The Mild NAFLD Model, which is the other component of the two-step method and was obtained using MRS as a reference standard, is composed of FGF21, ALT, TG, and BMI, which are all easily obtained indices in clinical practice. Other biomarkers, such as the fatty liver index and the hepatic steatosis index, also have moderate accuracy in diagnosing NAFLD [33,34,35]. However, the key limitation of these two indices is their use of ultrasonography, which is a suboptimal reference standard [35]. Hopefully, by adopting the two-step method in diagnosing mild NAFLD, suggestions on lifestyle interventions regarding diet and physical activity can be provided to these subjects to prevent the deterioration of NAFLD.

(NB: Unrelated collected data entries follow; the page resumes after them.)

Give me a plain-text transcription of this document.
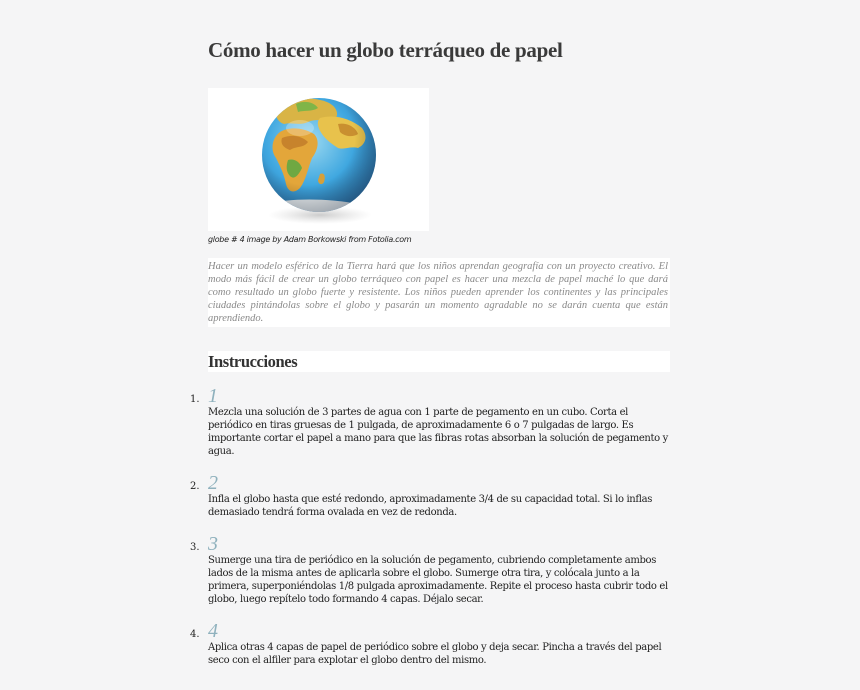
Cómo hacer un globo terráqueo de papel
globe # 4 image by Adam Borkowski from Fotolia.com

Hacer un modelo esférico de la Tierra hará que los niños aprendan geografía con un proyecto creativo. El modo más fácil de crear un globo terráqueo con papel es hacer una mezcla de papel maché lo que dará como resultado un globo fuerte y resistente. Los niños pueden aprender los continentes y las principales ciudades pintándolas sobre el globo y pasarán un momento agradable no se darán cuenta que están aprendiendo.

Instrucciones
1. 1
Mezcla una solución de 3 partes de agua con 1 parte de pegamento en un cubo. Corta el periódico en tiras gruesas de 1 pulgada, de aproximadamente 6 o 7 pulgadas de largo. Es importante cortar el papel a mano para que las fibras rotas absorban la solución de pegamento y agua.
2. 2
Infla el globo hasta que esté redondo, aproximadamente 3/4 de su capacidad total. Si lo inflas demasiado tendrá forma ovalada en vez de redonda.
3. 3
Sumerge una tira de periódico en la solución de pegamento, cubriendo completamente ambos lados de la misma antes de aplicarla sobre el globo. Sumerge otra tira, y colócala junto a la primera, superponiéndolas 1/8 pulgada aproximadamente. Repite el proceso hasta cubrir todo el globo, luego repítelo todo formando 4 capas. Déjalo secar.
4. 4
Aplica otras 4 capas de papel de periódico sobre el globo y deja secar. Pincha a través del papel seco con el alfiler para explotar el globo dentro del mismo.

This study has several limitations. First, longitudinal data were lacking; thus, we could not address the causal relationship between FGF21 and mild NAFLD. Prospective studies in larger populations are needed to confirm our diagnostic method. Second, a liver biopsy was not used, and information concerning coexisting steatohepatitis or fibrosis was lacking. Third, the diagnostic accuracy of NAFLD via MRS could have been affected by hepatic iron content [36]. However, it was not possible to exclude the influence of hepatic iron because of insufficient data. In addition, one major limitation of the study is that the diagnostic performance of the Mild NAFLD Model had not been validated in another external validation population. In addition, our study population may not represent the general Chinese community population. Therefore, the conclusion needs further validation in a general population. Last, the MRS diagnosis was based on data collected from a small portion of the liver (within a voxel = 2 cm × 2 cm × 2 cm), and this might have led to a sampling error [35].

In conclusion, the present study demonstrated that elevated serum FGF21 was independently associated with IHTC as measured by MRS and was indicative of mild NAFLD compared with the other five potential NAFLD biomarkers. A two-step approach that combined ultrasonography and the Mild NAFLD Model derived from serum FGF21 further improved the diagnostic sensitivity for mild NAFLD. We believe this diagnostic model can be applied in the early diagnosis of NAFLD in clinical practice.